Menurut peneliti atau Wakil Kepala PEBS FEB UI, Abdillah Ahsan mengatakan dari sudut pengendalian rokok, harga merupakan salah satu unsur paling penting. Semakin mahal semakin baik dan jika sebaliknya, semakin murah, semakin sulit proses pengendaliannya.

Contohnya, rokok Philip Morris Bold isi 12 batang, yang merupakan produk PT HM Sampoerna Tbk, dijual Rp12.000 per bungkus. Padahal, harga banderolnya adalah Rp13.440 per bungkus. Iklan diskon harga rokok dari produk rokok tersebut juga terpampang luas di billboard dan toko-toko di berbagai daerah.
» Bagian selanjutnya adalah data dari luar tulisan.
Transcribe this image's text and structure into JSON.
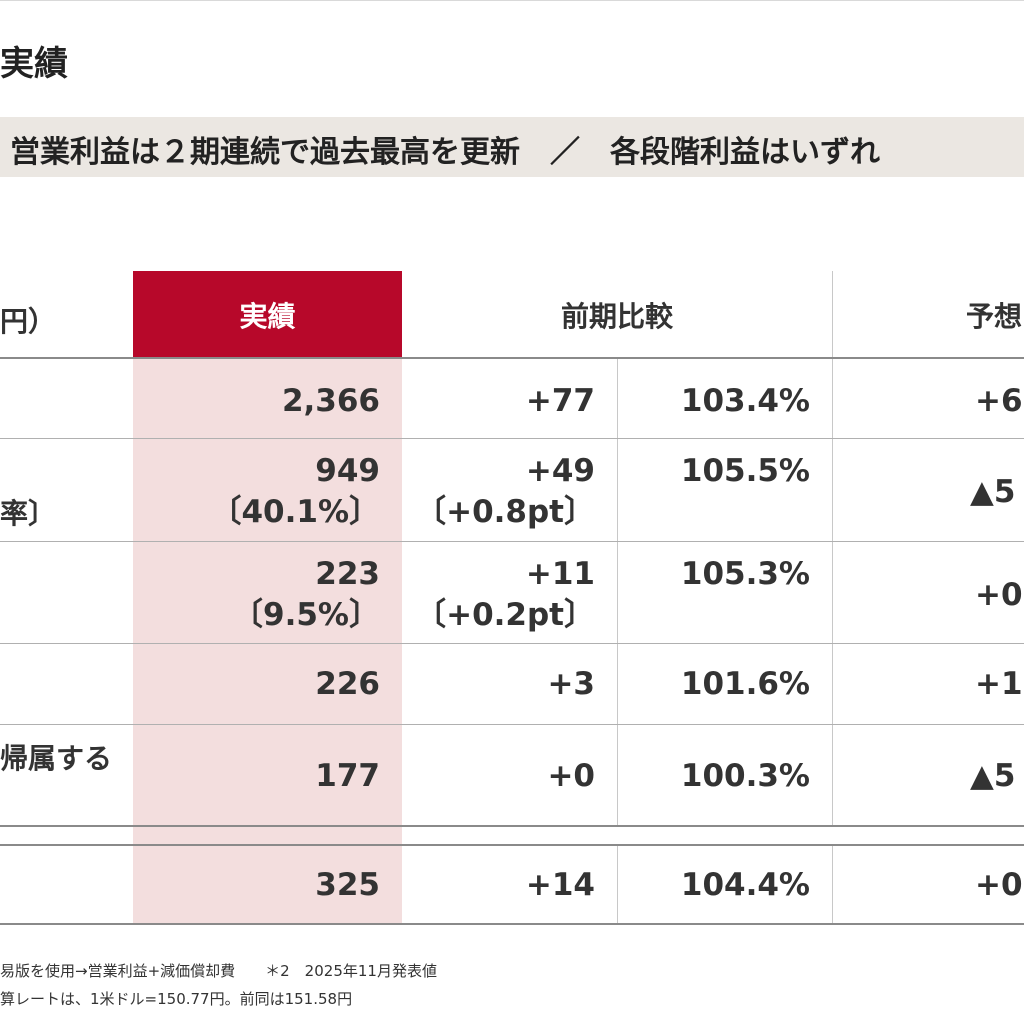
{
  "title": "実績",
  "banner": "営業利益は２期連続で過去最高を更新　／　各段階利益はいずれ",
  "table": {
    "unit_label": "円）",
    "headers": {
      "actual": "実績",
      "yoy": "前期比較",
      "forecast": "予想"
    },
    "rows": [
      {
        "label": "",
        "actual": "2,366",
        "actual_sub": "",
        "diff": "+77",
        "diff_sub": "",
        "ratio": "103.4%",
        "forecast": "+6"
      },
      {
        "label": "率〕",
        "actual": "949",
        "actual_sub": "〔40.1%〕",
        "diff": "+49",
        "diff_sub": "〔+0.8pt〕",
        "ratio": "105.5%",
        "forecast": "▲5"
      },
      {
        "label": "",
        "actual": "223",
        "actual_sub": "〔9.5%〕",
        "diff": "+11",
        "diff_sub": "〔+0.2pt〕",
        "ratio": "105.3%",
        "forecast": "+0"
      },
      {
        "label": "",
        "actual": "226",
        "actual_sub": "",
        "diff": "+3",
        "diff_sub": "",
        "ratio": "101.6%",
        "forecast": "+1"
      },
      {
        "label": "帰属する",
        "actual": "177",
        "actual_sub": "",
        "diff": "+0",
        "diff_sub": "",
        "ratio": "100.3%",
        "forecast": "▲5"
      },
      {
        "label": "",
        "actual": "325",
        "actual_sub": "",
        "diff": "+14",
        "diff_sub": "",
        "ratio": "104.4%",
        "forecast": "+0"
      }
    ]
  },
  "footnotes": [
    "易版を使用→営業利益+減価償却費　　＊2　2025年11月発表値",
    "算レートは、1米ドル=150.77円。前同は151.58円"
  ]
}
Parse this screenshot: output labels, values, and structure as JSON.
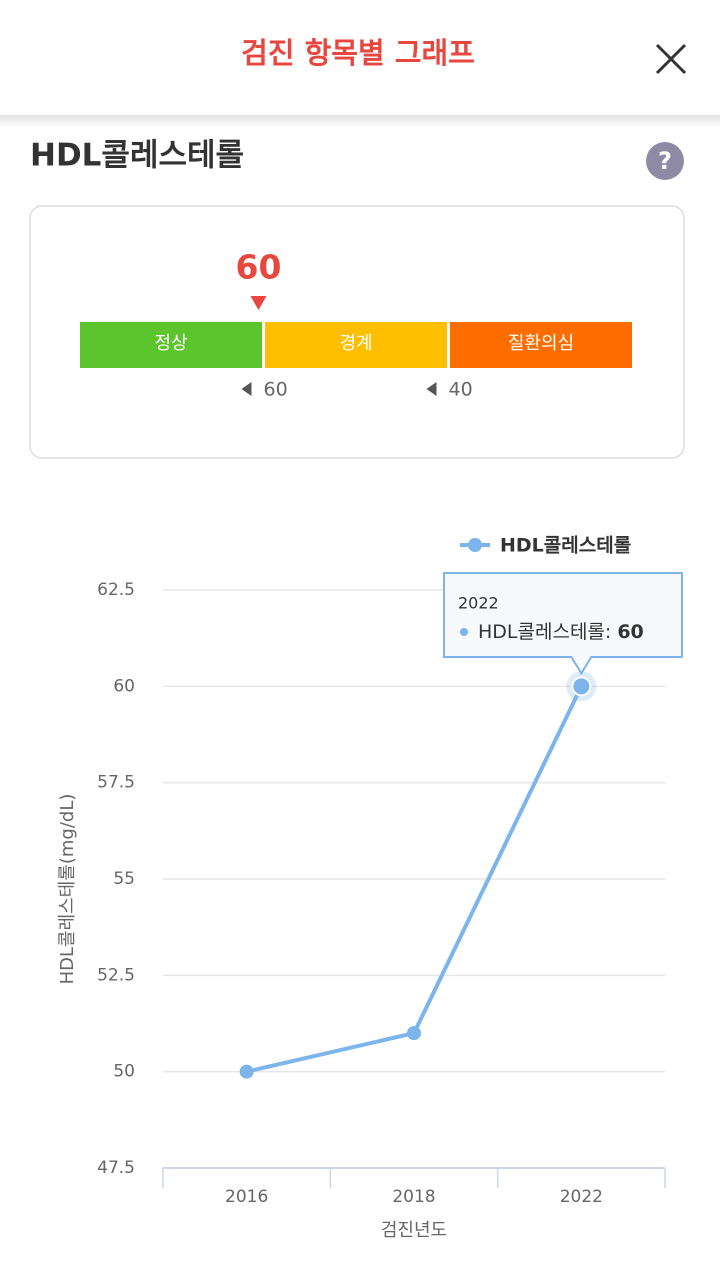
{
  "header": {
    "title": "검진 항목별 그래프"
  },
  "section": {
    "title": "HDL콜레스테롤",
    "help": "?"
  },
  "gauge": {
    "value": 60,
    "segments": [
      "정상",
      "경계",
      "질환의심"
    ],
    "thresholds": [
      60,
      40
    ]
  },
  "chart_data": {
    "type": "line",
    "x_label": "검진년도",
    "y_label": "HDL콜레스테롤(mg/dL)",
    "categories": [
      "2016",
      "2018",
      "2022"
    ],
    "series": [
      {
        "name": "HDL콜레스테롤",
        "color": "#7cb5ec",
        "values": [
          50,
          51,
          60
        ]
      }
    ],
    "ylim": [
      47.5,
      62.5
    ],
    "yticks": [
      47.5,
      50,
      52.5,
      55,
      57.5,
      60,
      62.5
    ],
    "grid": true,
    "legend": "top-right",
    "tooltip": {
      "label": "HDL콜레스테롤:"
    }
  }
}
“Entah bagaimana caranya, tapi harga rokok itu harus mahal. Supaya tidak gampang dibeli siapa saja. Atas dasar itu, harus direkomendasikan agar HTP rokok bisa dinaikkan minimal menjadi 95% dari harga banderol atau idealnya 100%,” ungkap Abdillah Ahsan dalam rilis tulisannya di Kontan.co.id, (2//6/2019).

Praktik ini sesuai dengan Peraturan Menteri Keuangan (PMK) 156 tahun 2018 tentang Tarif Cukai Hasil Tembakau dan Peraturan Direktur Jenderal Bea Cukai Nomor Per-37/BC/2017 tentang Tata Cara Penetapan Tarif Cukai Hasil Tembakau.

Aturan ini bertentangan dengan peraturan yang posisinya lebih tinggi, yaitu Peraturan Pemerintah Nomor 109 Tahun 2012 tentang Pengamanan Bahan yang Mengandung Zat Adiktif Berupa Produk Tembakau bagi Kesehatan. Aturan ini memuat ketentuan pelarangan potongan harga produk tembakau atau diskon.

Dalam koridor semangat pengendalian konsumsi rokok, kata Abdillah, kedua aturan yang membolehkan diskon harga itu memang bisa jadi kontraproduktif. Padahal amanat Undang Undang Cukai menegaskan pemberlakuan tarif tambahan kepada produk rokok ditujukan untuk pengendalian konsumsi rokok.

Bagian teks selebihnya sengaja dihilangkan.